The drug contains sucrose; therefore, it should not be administered to patients with rare hereditary forms of fructose intolerance, sucrase-isomaltase deficiency, or glucose-galactose malabsorption syndrome.

One sachet of "EUCABAL®600sachet" contains 2.3 g of sucrose (approximately 0.2 bread units). This should be taken into account when administering the drug to patients with diabetes mellitus.

The formulation contains orange flavoring, which includes lactose. Patients with rare hereditary intolerance to galactose, lactase deficiency, or glucose-galactose malabsorption should not take "EUCABAL®600sachet".

Use during pregnancy or breastfeeding

Pregnancy

There are insufficient clinical data on the effects of acetylcysteine in pregnant women. Animal studies have not revealed direct or indirect adverse effects on pregnancy, embryofetal development, parturition, or postnatal development. Before using the drug during pregnancy, potential risks should be weighed against the expected benefits.

Breastfeeding

There is no information available on the passage of acetylcysteine into breast milk. The drug should be used during pregnancy or breastfeeding only after careful assessment of the benefit-risk ratio.

Fertility

Animal studies have not shown any harmful effects on human fertility at the recommended doses.

Ability to affect reaction speed when driving or operating machinery.
There is no evidence that acetylcysteine affects the ability to drive or operate machinery.

Dosage and Administration.

The medicine should be taken after meals, dissolved in a glass of water.

Unless otherwise prescribed, the recommended dose for adults and adolescents aged 14 years and older is 1 sachet of powder per day (corresponding to 600 mg of acetylcysteine per day).

The medicine should not be used for more than 4–5 days without consulting a physician.

Children. The use of the medicine in children under 14 years of age is contraindicated.

Overdose.

There are no reported cases of overdose with oral formulations of acetylcysteine. Volunteers have taken 11.2 g of acetylcysteine per day for three months without experiencing any serious adverse effects. Acetylcysteine administered orally at doses of 500 mg/kg/day was tolerated without signs of intoxication.

Symptoms.

Overdose may cause gastrointestinal symptoms such as nausea, vomiting, and diarrhea.

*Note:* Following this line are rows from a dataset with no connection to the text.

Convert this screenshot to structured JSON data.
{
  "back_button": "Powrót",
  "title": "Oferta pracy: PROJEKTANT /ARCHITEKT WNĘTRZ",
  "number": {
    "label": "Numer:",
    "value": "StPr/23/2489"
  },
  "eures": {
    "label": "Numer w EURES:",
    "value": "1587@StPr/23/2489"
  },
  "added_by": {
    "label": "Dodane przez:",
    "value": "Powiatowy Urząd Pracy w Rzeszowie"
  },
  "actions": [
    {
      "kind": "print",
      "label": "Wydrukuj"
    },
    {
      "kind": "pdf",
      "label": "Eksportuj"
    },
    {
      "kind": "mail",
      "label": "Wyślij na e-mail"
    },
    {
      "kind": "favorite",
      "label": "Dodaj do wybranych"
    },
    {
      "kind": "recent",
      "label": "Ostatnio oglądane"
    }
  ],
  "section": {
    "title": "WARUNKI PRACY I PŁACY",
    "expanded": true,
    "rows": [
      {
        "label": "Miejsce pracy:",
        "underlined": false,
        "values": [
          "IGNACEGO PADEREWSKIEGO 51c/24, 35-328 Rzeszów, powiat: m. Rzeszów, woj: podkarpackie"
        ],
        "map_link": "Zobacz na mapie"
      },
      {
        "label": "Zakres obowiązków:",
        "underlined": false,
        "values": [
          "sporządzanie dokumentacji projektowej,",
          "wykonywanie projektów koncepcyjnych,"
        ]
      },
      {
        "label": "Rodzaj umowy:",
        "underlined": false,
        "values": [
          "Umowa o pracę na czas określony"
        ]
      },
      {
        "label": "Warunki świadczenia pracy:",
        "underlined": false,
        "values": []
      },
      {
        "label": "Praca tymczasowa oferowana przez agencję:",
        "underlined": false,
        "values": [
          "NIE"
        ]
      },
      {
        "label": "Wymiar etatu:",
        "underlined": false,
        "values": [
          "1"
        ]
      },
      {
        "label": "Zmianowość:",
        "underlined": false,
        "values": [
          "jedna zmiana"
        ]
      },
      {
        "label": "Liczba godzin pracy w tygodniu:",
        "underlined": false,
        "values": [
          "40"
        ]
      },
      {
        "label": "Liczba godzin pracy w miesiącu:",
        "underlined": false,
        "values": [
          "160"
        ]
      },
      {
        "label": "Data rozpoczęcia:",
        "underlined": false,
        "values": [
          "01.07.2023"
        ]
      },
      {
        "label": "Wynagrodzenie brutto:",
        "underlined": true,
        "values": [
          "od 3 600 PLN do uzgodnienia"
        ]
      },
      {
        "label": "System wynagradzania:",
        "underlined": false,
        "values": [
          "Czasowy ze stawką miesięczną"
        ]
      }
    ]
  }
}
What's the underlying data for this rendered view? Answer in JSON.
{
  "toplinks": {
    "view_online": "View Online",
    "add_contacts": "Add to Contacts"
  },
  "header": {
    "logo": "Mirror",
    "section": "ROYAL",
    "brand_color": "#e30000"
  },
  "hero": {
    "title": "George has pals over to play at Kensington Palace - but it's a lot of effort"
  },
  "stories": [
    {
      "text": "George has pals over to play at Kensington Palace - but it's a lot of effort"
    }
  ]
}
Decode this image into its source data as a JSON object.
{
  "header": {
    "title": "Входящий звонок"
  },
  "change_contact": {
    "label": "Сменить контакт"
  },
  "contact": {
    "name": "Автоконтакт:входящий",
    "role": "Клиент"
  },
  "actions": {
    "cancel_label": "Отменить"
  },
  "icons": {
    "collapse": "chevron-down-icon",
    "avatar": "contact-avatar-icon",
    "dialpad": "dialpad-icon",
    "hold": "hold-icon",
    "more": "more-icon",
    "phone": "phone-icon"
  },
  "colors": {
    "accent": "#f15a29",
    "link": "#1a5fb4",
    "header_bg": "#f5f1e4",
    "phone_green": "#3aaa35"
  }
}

In children, there is a risk of hypersecretion.

Treatment.

Treatment is symptomatic.

Adverse reactions.

Adverse reactions are categorized by frequency as follows: very common (≥ 1/10), common (≥ 1/100 to < 1/10), uncommon (≥ 1/1000 to < 1/100), rare (≥ 1/10000 to < 1/1000), very rare (< 1/10000), and not known (frequency cannot be estimated from available data).

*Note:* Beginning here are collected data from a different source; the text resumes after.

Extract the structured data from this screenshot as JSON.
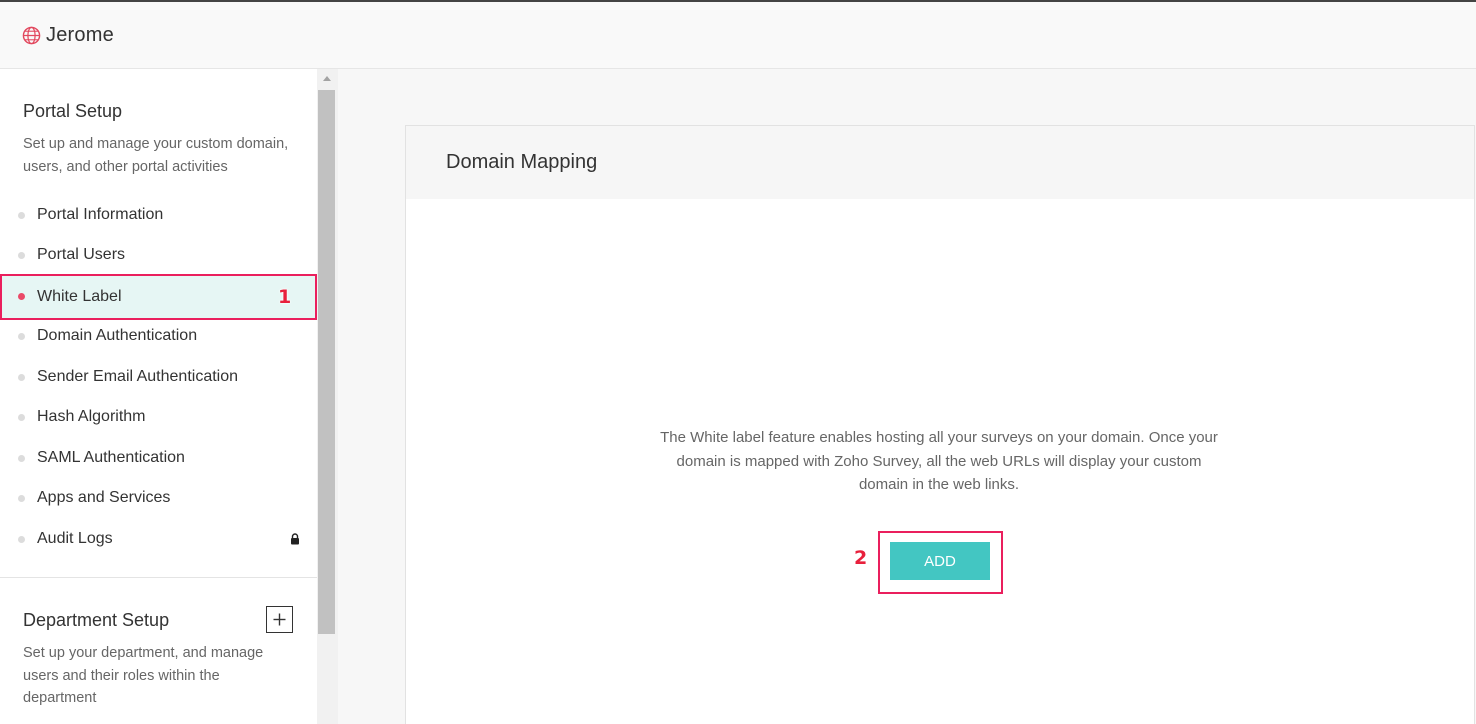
{
  "header": {
    "org_name": "Jerome",
    "icon": "globe-icon"
  },
  "sidebar": {
    "portal_setup": {
      "title": "Portal Setup",
      "description": "Set up and manage your custom domain, users, and other portal activities"
    },
    "items": [
      {
        "label": "Portal Information"
      },
      {
        "label": "Portal Users"
      },
      {
        "label": "White Label",
        "active": true,
        "marker": "1"
      },
      {
        "label": "Domain Authentication"
      },
      {
        "label": "Sender Email Authentication"
      },
      {
        "label": "Hash Algorithm"
      },
      {
        "label": "SAML Authentication"
      },
      {
        "label": "Apps and Services"
      },
      {
        "label": "Audit Logs",
        "locked": true
      }
    ],
    "department_setup": {
      "title": "Department Setup",
      "description": "Set up your department, and manage users and their roles within the department"
    }
  },
  "main": {
    "card_title": "Domain Mapping",
    "description": "The White label feature enables hosting all your surveys on your domain. Once your domain is mapped with Zoho Survey, all the web URLs will display your custom domain in the web links.",
    "add_label": "ADD",
    "add_marker": "2"
  },
  "colors": {
    "accent": "#43c6c2",
    "highlight": "#ea1f5d",
    "active_bg": "#e6f6f4"
  }
}
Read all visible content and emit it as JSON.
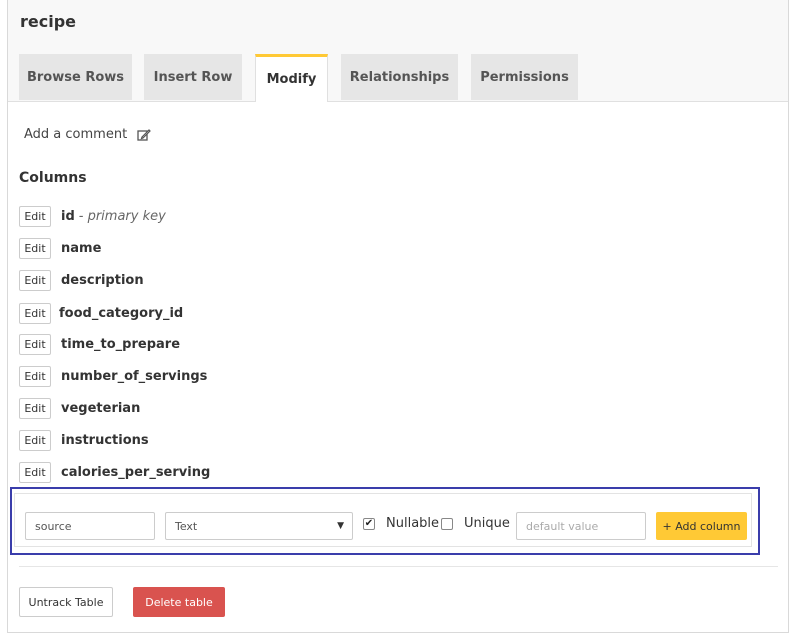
{
  "table_name": "recipe",
  "tabs": [
    {
      "label": "Browse Rows",
      "active": false
    },
    {
      "label": "Insert Row",
      "active": false
    },
    {
      "label": "Modify",
      "active": true
    },
    {
      "label": "Relationships",
      "active": false
    },
    {
      "label": "Permissions",
      "active": false
    }
  ],
  "comment": {
    "label": "Add a comment",
    "icon": "edit-icon"
  },
  "columns_section": {
    "title": "Columns",
    "edit_label": "Edit",
    "items": [
      {
        "name": "id",
        "note": "- primary key"
      },
      {
        "name": "name",
        "note": ""
      },
      {
        "name": "description",
        "note": ""
      },
      {
        "name": "food_category_id",
        "note": ""
      },
      {
        "name": "time_to_prepare",
        "note": ""
      },
      {
        "name": "number_of_servings",
        "note": ""
      },
      {
        "name": "vegeterian",
        "note": ""
      },
      {
        "name": "instructions",
        "note": ""
      },
      {
        "name": "calories_per_serving",
        "note": ""
      }
    ]
  },
  "add_column": {
    "name_value": "source",
    "type_value": "Text",
    "nullable_label": "Nullable",
    "nullable_checked": true,
    "unique_label": "Unique",
    "unique_checked": false,
    "default_placeholder": "default value",
    "button_label": "+ Add column"
  },
  "footer": {
    "untrack_label": "Untrack Table",
    "delete_label": "Delete table"
  },
  "colors": {
    "accent": "#ffc935",
    "danger": "#d9534f",
    "highlight_border": "#3a3dab"
  }
}
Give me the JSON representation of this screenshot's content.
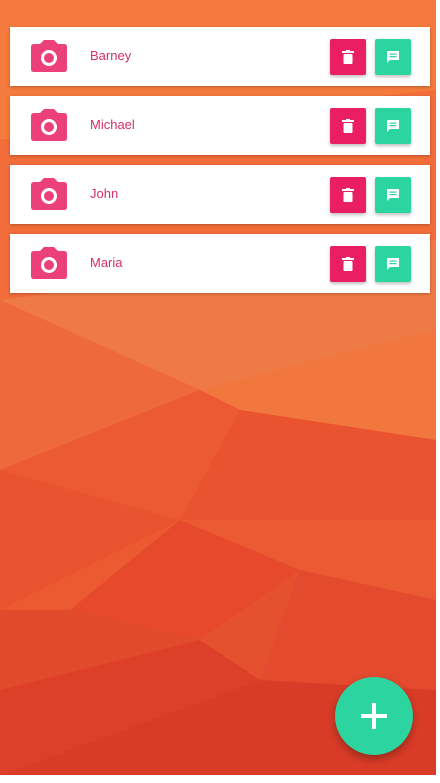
{
  "colors": {
    "background_top": "#f47b3e",
    "background_bottom": "#db3c26",
    "card": "#ffffff",
    "accent_pink": "#e91e63",
    "name_text": "#d52e6b",
    "accent_green": "#2cd4a0"
  },
  "contacts": [
    {
      "name": "Barney",
      "avatar_icon": "camera-icon",
      "delete_icon": "trash-icon",
      "message_icon": "message-icon"
    },
    {
      "name": "Michael",
      "avatar_icon": "camera-icon",
      "delete_icon": "trash-icon",
      "message_icon": "message-icon"
    },
    {
      "name": "John",
      "avatar_icon": "camera-icon",
      "delete_icon": "trash-icon",
      "message_icon": "message-icon"
    },
    {
      "name": "Maria",
      "avatar_icon": "camera-icon",
      "delete_icon": "trash-icon",
      "message_icon": "message-icon"
    }
  ],
  "fab": {
    "icon": "plus-icon"
  }
}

In addition, there have been very rare reports of bleeding during the use of acetylcysteine, sometimes due to hypersensitivity reactions.

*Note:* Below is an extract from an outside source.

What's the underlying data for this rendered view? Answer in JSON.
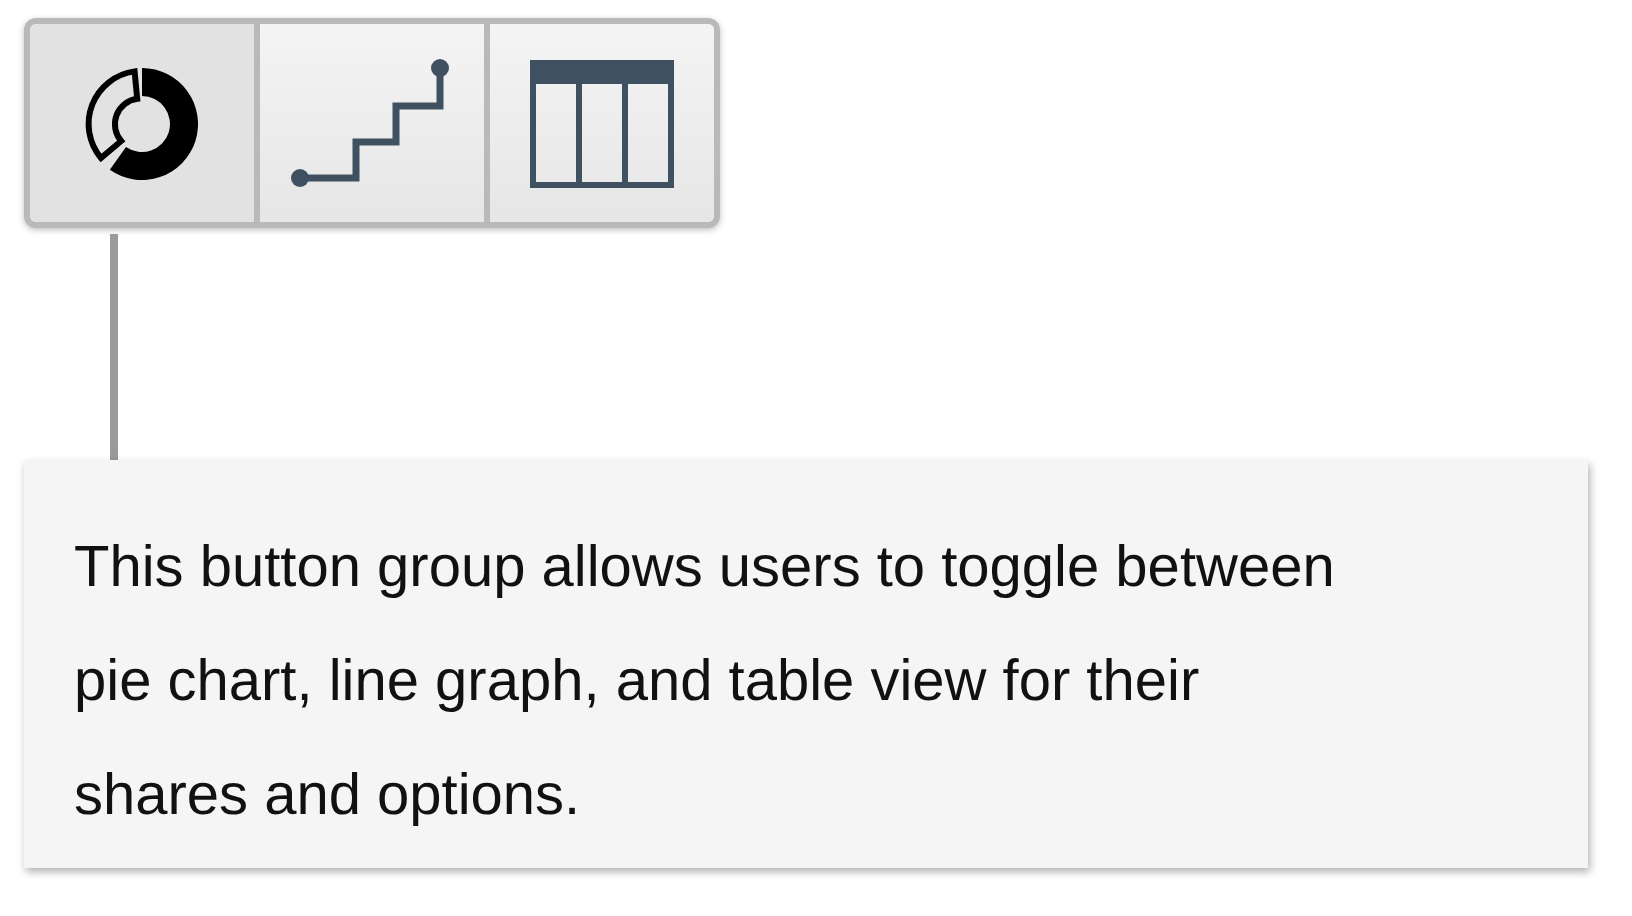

In very rare cases, severe skin reactions such as Stevens-Johnson syndrome and Lyell's syndrome have been reported in connection with the use of acetylcysteine. In most of these cases, at least one other medicinal product could have contributed to the development of the skin-mucosal syndrome.

If any new changes appear on the skin or mucous membranes, a physician should be consulted immediately and administration of acetylcysteine should be discontinued promptly.

Cases of reduced platelet aggregation have been observed; however, the clinical significance of this effect has not been established.

Reporting suspected adverse reactions.

Reporting suspected adverse reactions after marketing authorization is of great importance. It allows continuous monitoring of the benefit-risk balance of the medicinal product. Healthcare professionals should report any suspected adverse reactions in accordance with national regulatory requirements.

Shelf life. 3 years.

Storage conditions.

Store in the original packaging at a temperature not exceeding 30 °C.

Keep out of the reach of children.

Packaging.

Each sachet contains 3 g of powder (600 mg active ingredient). Packaged in cardboard boxes containing 10, 20, or 50 sachets.

Availability. Over-the-counter (without prescription).

Manufacturer.

Lindopharm GmbH.

Manufacturer's address and location of operations.

Neue Strasse 82, 40721 Hilden, Germany.

Marketing Authorization Holder.

Esparma GmbH.

Address of Marketing Authorization Holder.

Bielefelder Strasse 1, 39171 Sülzetal, Germany.